Selon Assoa Adou, le Président Laurent Gbagbo, Président du Front populaire ivoirien (FPI) a instruit l’ensemble de la direction de son parti à entreprendre sans délai toutes les initiatives nécessaire en vue de la promotion et de la mise en œuvre effective de la réconciliation nationale et de la cohésion sociale. 

«Pour se faire le Président Laurent Gbagbo  met le parti en mission auprès de tous les acteurs de la vie politique et de la société civile, sans exclusion en vue d’une grande mobilisation pour construire ensemble, les bases de la vraie réconciliation entre les filles et les fils de la Côte d’Ivoire, » a expliqué le Secrétaire général du parti de Laurent Gbagbo. 

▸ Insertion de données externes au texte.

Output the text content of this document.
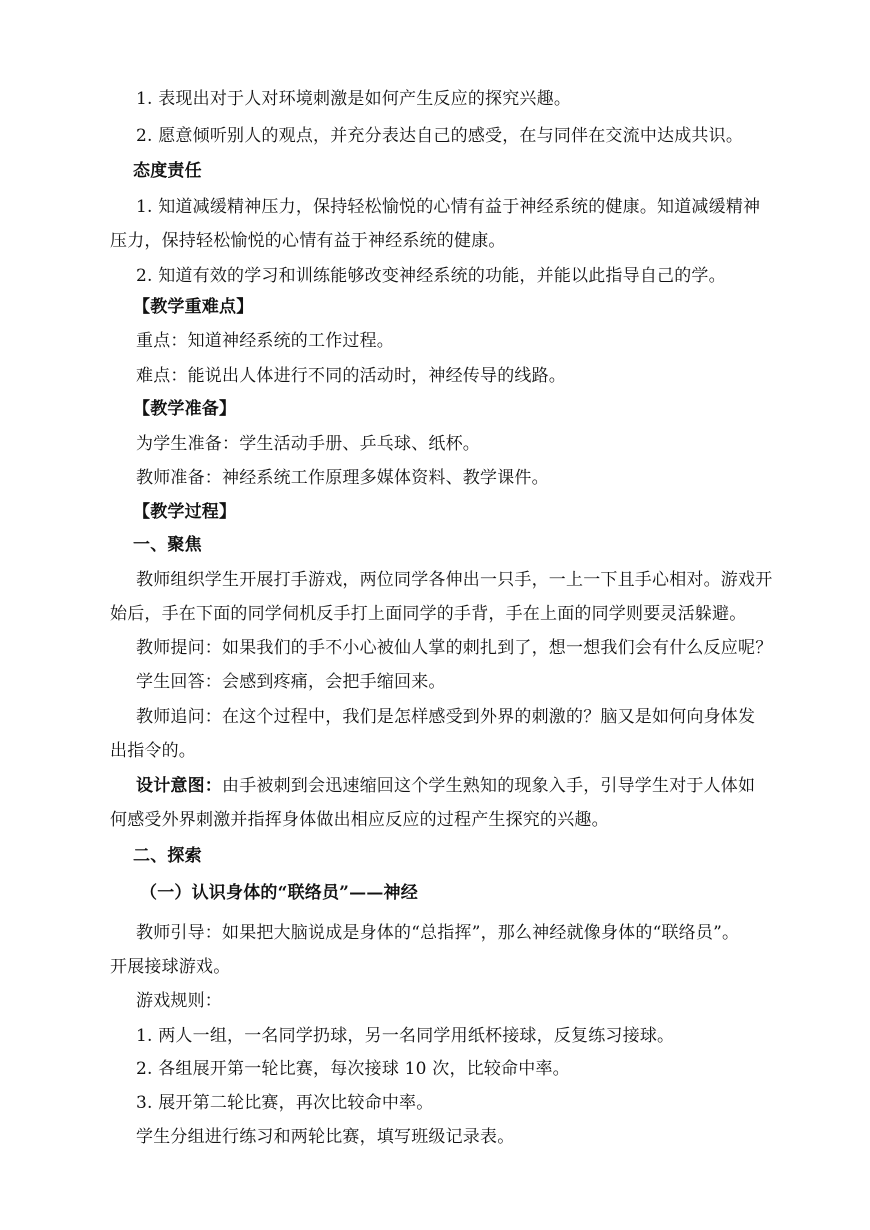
1. 表现出对于人对环境刺激是如何产生反应的探究兴趣。
2. 愿意倾听别人的观点，并充分表达自己的感受，在与同伴在交流中达成共识。
态度责任
1. 知道减缓精神压力，保持轻松愉悦的心情有益于神经系统的健康。知道减缓精神
压力，保持轻松愉悦的心情有益于神经系统的健康。
2. 知道有效的学习和训练能够改变神经系统的功能，并能以此指导自己的学。
【教学重难点】
重点：知道神经系统的工作过程。
难点：能说出人体进行不同的活动时，神经传导的线路。
【教学准备】
为学生准备：学生活动手册、乒乓球、纸杯。
教师准备：神经系统工作原理多媒体资料、教学课件。
【教学过程】
一、聚焦
教师组织学生开展打手游戏，两位同学各伸出一只手，一上一下且手心相对。游戏开
始后，手在下面的同学伺机反手打上面同学的手背，手在上面的同学则要灵活躲避。
教师提问：如果我们的手不小心被仙人掌的刺扎到了，想一想我们会有什么反应呢？
学生回答：会感到疼痛，会把手缩回来。
教师追问：在这个过程中，我们是怎样感受到外界的刺激的？脑又是如何向身体发
出指令的。
设计意图：由手被刺到会迅速缩回这个学生熟知的现象入手，引导学生对于人体如
何感受外界刺激并指挥身体做出相应反应的过程产生探究的兴趣。
二、探索
（一）认识身体的“联络员”——神经
教师引导：如果把大脑说成是身体的“总指挥”，那么神经就像身体的“联络员”。
开展接球游戏。
游戏规则：
1. 两人一组，一名同学扔球，另一名同学用纸杯接球，反复练习接球。
2. 各组展开第一轮比赛，每次接球 10 次，比较命中率。
3. 展开第二轮比赛，再次比较命中率。
学生分组进行练习和两轮比赛，填写班级记录表。
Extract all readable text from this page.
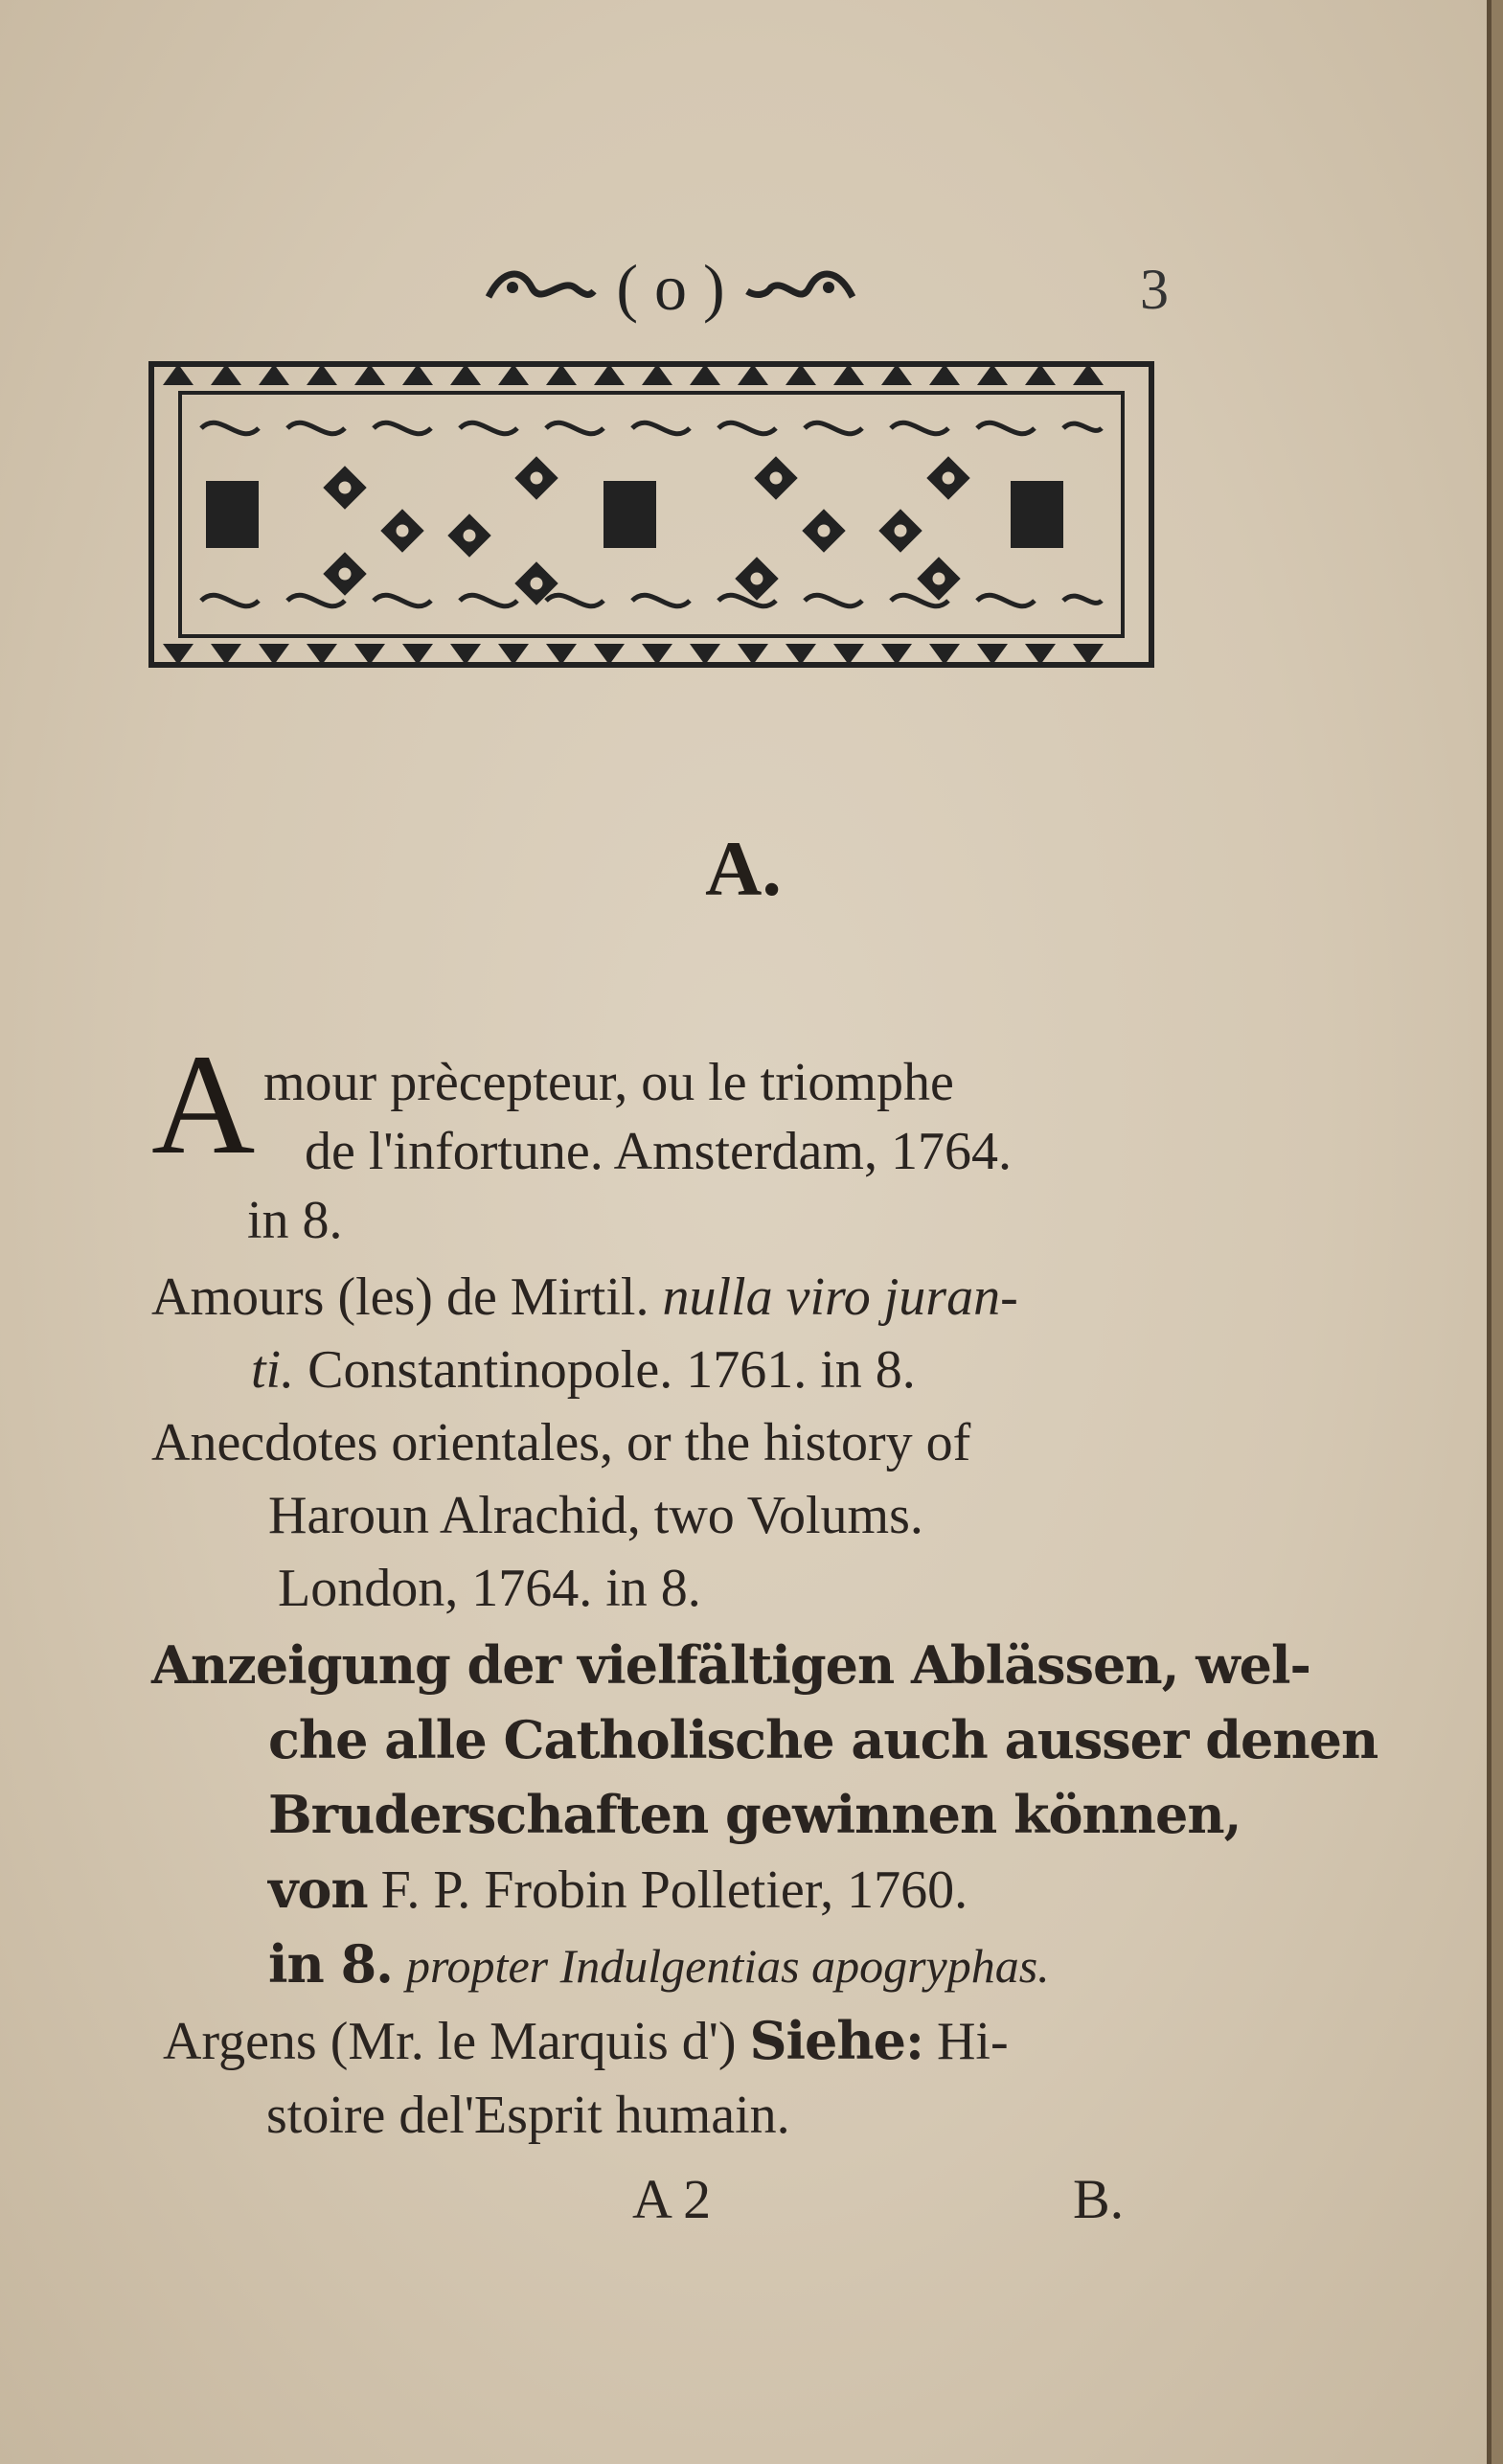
( o )	3
A.
A mour prècepteur, ou le triomphe
de l'infortune. Amsterdam, 1764.
in 8.
Amours (les) de Mirtil. nulla viro juran-
ti. Constantinopole. 1761. in 8.
Anecdotes orientales, or the history of
Haroun Alrachid, two Volums.
London, 1764. in 8.
Anzeigung der vielfältigen Ablässen, wel-
che alle Catholische auch ausser denen
Bruderschaften gewinnen können,
von F. P. Frobin Polletier, 1760.
in 8. propter Indulgentias apogryphas.
Argens (Mr. le Marquis d') Siehe: Hi-
stoire del'Esprit humain.
A 2	B.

Le Secrétaire général qui vient de rentrer d’une mission en France affirme que son Président demande au FPI d’approcher les partis politiques de gauche  pour renforcer et s’approprier davantage la problématique de la réconciliation nationale gage de la stabilité d’une paix durable en Côte d’Ivoire. 

Dans sa déclaration, Assoa Adou  a déploré le fait que cette année, « après la crise liée au contentieux électoral, les ivoiriens vivent encore dans une atmosphère de division sciemment entretenue par les tenants au pouvoir. »

La réconciliation étant un élément important pour la reconstruction du pays, pour l’édification d’un état de droit, d’un État démocratique laïc et solidaire, le SG estime qu’elle est une condition nécessaire pour l’instauration d’une paix durable.

Il a rappelé et l’article 23 de la charte africaine des droits de l’homme et des peuples qui prescrit que «les peuples ont droit à la paix à la sécurité tant sur le plan national qu’international » 

Assoa Adou pense en définitive que les ivoiriens ont le devoir aujourd’hui plus qu’hier, de s’approprier cette directive quand ils savent la menace Djihadistes à leurs portes et qui sévit déjà dans les pays de la sous-région.